FinCEN’s First Card Club Enforcement Action Leads to $650k Settlement with California’s Oaks Card Club

The Financial Crimes Enforcement Network (FinCEN) today announced its first settlement with and assessment against a “card club” gaming establishment.

WASHINGTON, DC – The Financial Crimes Enforcement Network (FinCEN) today announced its first settlement with and assessment against a “card club” gaming establishment. Oaks Card Club d/b/a Oaks Club (Oaks), of Emeryville, California admits that it violated the program and reporting requirements of the Bank Secrecy Act (BSA). The settlement and FinCEN’s assessment requires Oaks to pay a fine of $650,000 for willful violations of the BSA.

Among its failures, Oaks relied on an inaccurate and misleading anti-money laundering (AML) policy to train its staff. The AML policy failed to provide instructions, or provided wrong instructions, concerning the card club’s BSA obligations and filing of BSA reports. For example, it encouraged employees to provide notice to patrons if they were about to conduct a cash transaction that would put them over the $10,000 threshold for the filing of a Currency Transaction Report, thereby possibly encouraging structured transactions. The policy also lacked instructions on when an employee should file a Suspicious Activity Report (SAR). The Oaks filed no SARs in 2009 and 2010.
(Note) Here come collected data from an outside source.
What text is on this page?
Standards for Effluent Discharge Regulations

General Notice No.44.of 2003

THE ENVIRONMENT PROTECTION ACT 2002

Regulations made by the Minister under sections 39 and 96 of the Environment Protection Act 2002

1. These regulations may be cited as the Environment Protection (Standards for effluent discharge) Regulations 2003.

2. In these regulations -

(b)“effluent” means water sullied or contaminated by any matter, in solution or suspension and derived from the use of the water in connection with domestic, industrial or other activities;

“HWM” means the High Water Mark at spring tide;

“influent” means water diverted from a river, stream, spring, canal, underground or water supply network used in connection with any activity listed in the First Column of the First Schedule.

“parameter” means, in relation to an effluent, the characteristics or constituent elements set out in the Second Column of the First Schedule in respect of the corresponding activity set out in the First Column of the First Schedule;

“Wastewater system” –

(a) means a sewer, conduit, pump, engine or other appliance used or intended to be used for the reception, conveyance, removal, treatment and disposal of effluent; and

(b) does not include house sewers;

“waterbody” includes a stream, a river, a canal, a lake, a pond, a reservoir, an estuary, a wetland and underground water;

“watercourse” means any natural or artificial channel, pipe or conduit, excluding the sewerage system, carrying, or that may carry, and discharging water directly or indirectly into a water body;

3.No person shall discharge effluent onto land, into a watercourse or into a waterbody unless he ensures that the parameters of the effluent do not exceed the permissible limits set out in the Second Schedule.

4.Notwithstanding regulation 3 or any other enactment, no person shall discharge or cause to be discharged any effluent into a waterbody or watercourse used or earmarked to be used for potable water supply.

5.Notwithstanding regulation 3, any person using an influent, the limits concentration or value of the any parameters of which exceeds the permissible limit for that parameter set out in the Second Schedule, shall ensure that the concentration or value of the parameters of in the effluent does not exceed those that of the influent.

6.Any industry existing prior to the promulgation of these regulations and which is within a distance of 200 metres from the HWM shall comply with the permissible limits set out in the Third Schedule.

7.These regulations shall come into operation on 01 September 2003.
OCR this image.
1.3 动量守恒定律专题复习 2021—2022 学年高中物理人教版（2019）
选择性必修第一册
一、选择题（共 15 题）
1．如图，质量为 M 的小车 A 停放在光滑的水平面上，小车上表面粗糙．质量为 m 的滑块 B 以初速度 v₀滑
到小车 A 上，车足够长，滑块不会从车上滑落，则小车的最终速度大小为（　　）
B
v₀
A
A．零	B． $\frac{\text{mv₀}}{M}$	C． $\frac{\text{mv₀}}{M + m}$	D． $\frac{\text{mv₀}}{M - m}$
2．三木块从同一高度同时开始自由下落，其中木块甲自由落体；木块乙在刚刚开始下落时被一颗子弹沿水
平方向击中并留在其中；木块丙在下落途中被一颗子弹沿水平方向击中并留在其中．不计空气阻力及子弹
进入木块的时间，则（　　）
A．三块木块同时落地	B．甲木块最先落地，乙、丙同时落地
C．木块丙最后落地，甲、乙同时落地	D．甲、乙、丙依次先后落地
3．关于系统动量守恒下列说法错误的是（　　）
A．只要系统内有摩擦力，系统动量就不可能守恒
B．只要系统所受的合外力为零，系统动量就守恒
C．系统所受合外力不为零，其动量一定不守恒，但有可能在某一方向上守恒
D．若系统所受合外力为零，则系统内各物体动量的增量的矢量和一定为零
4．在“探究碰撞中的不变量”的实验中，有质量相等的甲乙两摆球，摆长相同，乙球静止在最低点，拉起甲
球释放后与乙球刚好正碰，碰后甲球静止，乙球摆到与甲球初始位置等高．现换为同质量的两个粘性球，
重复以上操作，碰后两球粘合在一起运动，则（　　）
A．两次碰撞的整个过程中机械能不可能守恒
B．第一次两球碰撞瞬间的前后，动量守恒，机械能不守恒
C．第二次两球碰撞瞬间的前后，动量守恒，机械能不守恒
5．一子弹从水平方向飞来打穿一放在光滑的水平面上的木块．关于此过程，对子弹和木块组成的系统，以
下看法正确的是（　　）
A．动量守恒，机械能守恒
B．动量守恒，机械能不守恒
The United States Attorney for the Northern District of California brought criminal charges against several Oaks employees and patrons after a March 2011 raid by state and federal law enforcement. Despite this, Oaks failed to file any SARs related to the criminal activity on its premises, including making illegal loans and racketeering.

“Oaks Card Club has been in business since 1896, and had been subject to the Bank Secrecy Act for quite some time,” said FinCEN Director Jennifer Shasky Calvery. “That should have allowed enough time to become very familiar with what’s right and what’s wrong. As we often see, these penalties could have been avoided through even minimal attention to their anti-money laundering requirements.”

Director Shasky Calvery expressed her appreciation to the Federal Bureau of Investigation and the United States Attorney’s Office for the Northern District of California for their efforts and support of FinCEN’s investigation.

A card club is a type of gaming establishment, long popular in some states, where games are generally limited to those actually involving cards. In card clubs players play against each other and not against the “House.” Like casinos, card clubs are defined as financial institutions under the BSA and are subject to FinCEN’s rules.